Spec R, A Contravariant Functor

From Ring Homomorphisms to Continuous Functions

If you are familiar with category theory, then you know commutative rings and ring homomorphisms form a concrete category that we will call C_R. Topological spaces and continuous functions form another category C_T. Spec R implements a contravariant functor from C_R into C_T.

We already know how to carry rings to topological spaces; let's see how a ring homomorphism can induce a continuous function between those spaces. The adjective contravariant means the functions run in the other direction. If a ring homomorphism h maps R into S, the induced function g carries spec S into spec R.

Every ideal in S has a preimage in R, which is called the contraction of that ideal. When rings are commutative, prime ideals pull back to prime ideals. this establishes the function g from spec S to spec R.

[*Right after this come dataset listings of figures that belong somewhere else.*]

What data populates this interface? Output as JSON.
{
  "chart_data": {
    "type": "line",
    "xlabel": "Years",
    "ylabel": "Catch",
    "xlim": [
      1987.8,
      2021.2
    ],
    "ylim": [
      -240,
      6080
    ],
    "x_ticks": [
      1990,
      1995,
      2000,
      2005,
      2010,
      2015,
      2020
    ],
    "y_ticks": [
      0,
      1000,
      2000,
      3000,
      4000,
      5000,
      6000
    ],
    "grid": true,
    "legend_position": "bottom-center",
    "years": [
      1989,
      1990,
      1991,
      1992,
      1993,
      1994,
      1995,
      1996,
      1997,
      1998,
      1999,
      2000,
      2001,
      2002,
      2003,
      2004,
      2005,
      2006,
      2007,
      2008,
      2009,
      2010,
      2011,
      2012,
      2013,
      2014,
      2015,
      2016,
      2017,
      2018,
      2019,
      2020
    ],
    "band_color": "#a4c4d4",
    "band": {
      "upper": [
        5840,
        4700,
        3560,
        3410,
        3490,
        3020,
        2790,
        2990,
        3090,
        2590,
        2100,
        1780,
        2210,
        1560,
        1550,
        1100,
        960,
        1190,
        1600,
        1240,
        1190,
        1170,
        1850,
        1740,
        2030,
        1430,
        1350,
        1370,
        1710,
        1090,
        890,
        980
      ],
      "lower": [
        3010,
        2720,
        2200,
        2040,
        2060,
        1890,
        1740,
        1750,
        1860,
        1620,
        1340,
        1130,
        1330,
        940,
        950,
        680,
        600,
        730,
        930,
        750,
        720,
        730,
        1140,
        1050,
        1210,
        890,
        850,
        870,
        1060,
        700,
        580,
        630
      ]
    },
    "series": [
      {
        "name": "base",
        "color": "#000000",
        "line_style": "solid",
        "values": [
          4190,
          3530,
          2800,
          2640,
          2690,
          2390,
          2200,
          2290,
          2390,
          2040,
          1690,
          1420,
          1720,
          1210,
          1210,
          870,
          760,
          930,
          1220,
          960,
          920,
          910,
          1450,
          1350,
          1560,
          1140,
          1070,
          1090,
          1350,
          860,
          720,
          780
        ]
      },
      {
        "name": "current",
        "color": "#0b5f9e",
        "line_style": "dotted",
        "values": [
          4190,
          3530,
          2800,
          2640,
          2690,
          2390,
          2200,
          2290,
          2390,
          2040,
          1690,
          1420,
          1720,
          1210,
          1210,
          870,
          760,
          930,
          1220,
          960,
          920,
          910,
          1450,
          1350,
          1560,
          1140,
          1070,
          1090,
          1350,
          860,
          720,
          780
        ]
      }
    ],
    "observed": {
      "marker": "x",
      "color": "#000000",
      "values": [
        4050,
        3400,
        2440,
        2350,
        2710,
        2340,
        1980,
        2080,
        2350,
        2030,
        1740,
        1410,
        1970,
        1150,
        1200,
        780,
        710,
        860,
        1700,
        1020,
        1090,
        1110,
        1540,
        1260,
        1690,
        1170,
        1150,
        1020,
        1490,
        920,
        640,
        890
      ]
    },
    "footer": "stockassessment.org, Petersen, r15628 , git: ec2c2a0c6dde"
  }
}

Note that every prime in the image of g contains the kernel of h. In other words, the image of spec S lies in the closed set v_kernel.

Let v_E be closed in spec R. If E does not contain the kernel of h then it does not intersect the image of g at all. Its preimage under g is empty, which is closed. This isn't very interesting, so assume E contains the kernel of h. As usual, E is an ideal, and it determines a well defined image set F in S. A prime ideal Q in S pulls back to a prime P in R containing E iff Q contains F. In other words, the preimage of v_E under g is v_F. This is a closed set, hence g is continuous.

Verify that the composition of ring homomorphisms upstairs induces the composition of continuous functions downstairs. This completes the characterization of spec R as a functor.

The Closure of the Image of a Closed Set

Normally g is not bicontinuous, but we can still examine the closure of v_F under g. Let E be the preimage of F under h. The primes containing F pull back to primes containing E, hence the image of v_F is a subspace of v_E. Let K be rad(F), whence v_K = v_F. Let J be the preimage of K under h. Again, the primes containing K pull back to primes containing J. The eintersection of the primes containing K is precisely K. Pull these primes back to R and suppose their intersection includes more than J. The additional element maps to something in S that is outside of K. This is a contradiction, hence J is a radical ideal. The closure of the pullback primes containing J is the smallest closed set that contains these primes, which is v_J. Thus the closure of the image of v_F is v_J.

Suppose there is a prime ideal P in R, containing E, that does not contain J. Let x lie in J-P, so that h(x) lies in K-h(P). Since K = rad(F), h(x)ⁿ is in F for some n. This means xⁿ is in E, and hence in P, thus x is in P after all. Since v_E = v_J, the closure of the image of v_F is v_E, where E is the preimage of the ideal F.

Apply the above to a single point in spec S. If g(Q) = P, then g applied to the closure of Q has closure equal to the closure of P.

Let e be an element of R, with image f in S. Every prime Q in S missing f pulls back to a prime P in R missing e. Conversely if Q contains f then P contains e. Combine these results and the preimage, under g, of the base open set o_e, is o_f. Similarly, the preimage of v_e is v_f.

A Dense Image

Is g(spec S) dense in spec R? It is, iff the kernel of h lies in nil(R). If the kernel is not in the nil radical then some prime ideal does not contain the kernel and cannot be the image of anything under g. Therefore o_kernel is a nontrivial open set disjoint from the image of g. Conversely, assume nil(R) contains the kernel. let o_E be an open set in R, and ratchet E up to a radical ideal, whence E contains the kernel. To be nontrivial there are prime ideals in R that do not contain E. Suppose all prime ideals in S contain h(E), whence every element in h(E) is nilpotent. This means every element of E, raised to some power, winds up in the kernel, which is in the nil radical, hence everything in E is nilpotent. This contradicts the fact that some prime ideals do not contain E. Therefore there must be some prime ideal in S not containing h(E), that maps to a prime ideal in R not containing E, and the image of g intersects every open set in spec R.

Spec S embeds in Spec R

If h is surjective then g embeds spec S into spec R. Primes in S correspond 1-1 with primes of R containing the kernel. Thus the image is the closed subspace v_kernel. Since ideals in R and S correspond, closed sets correspond, and g embeds spec S into spec R.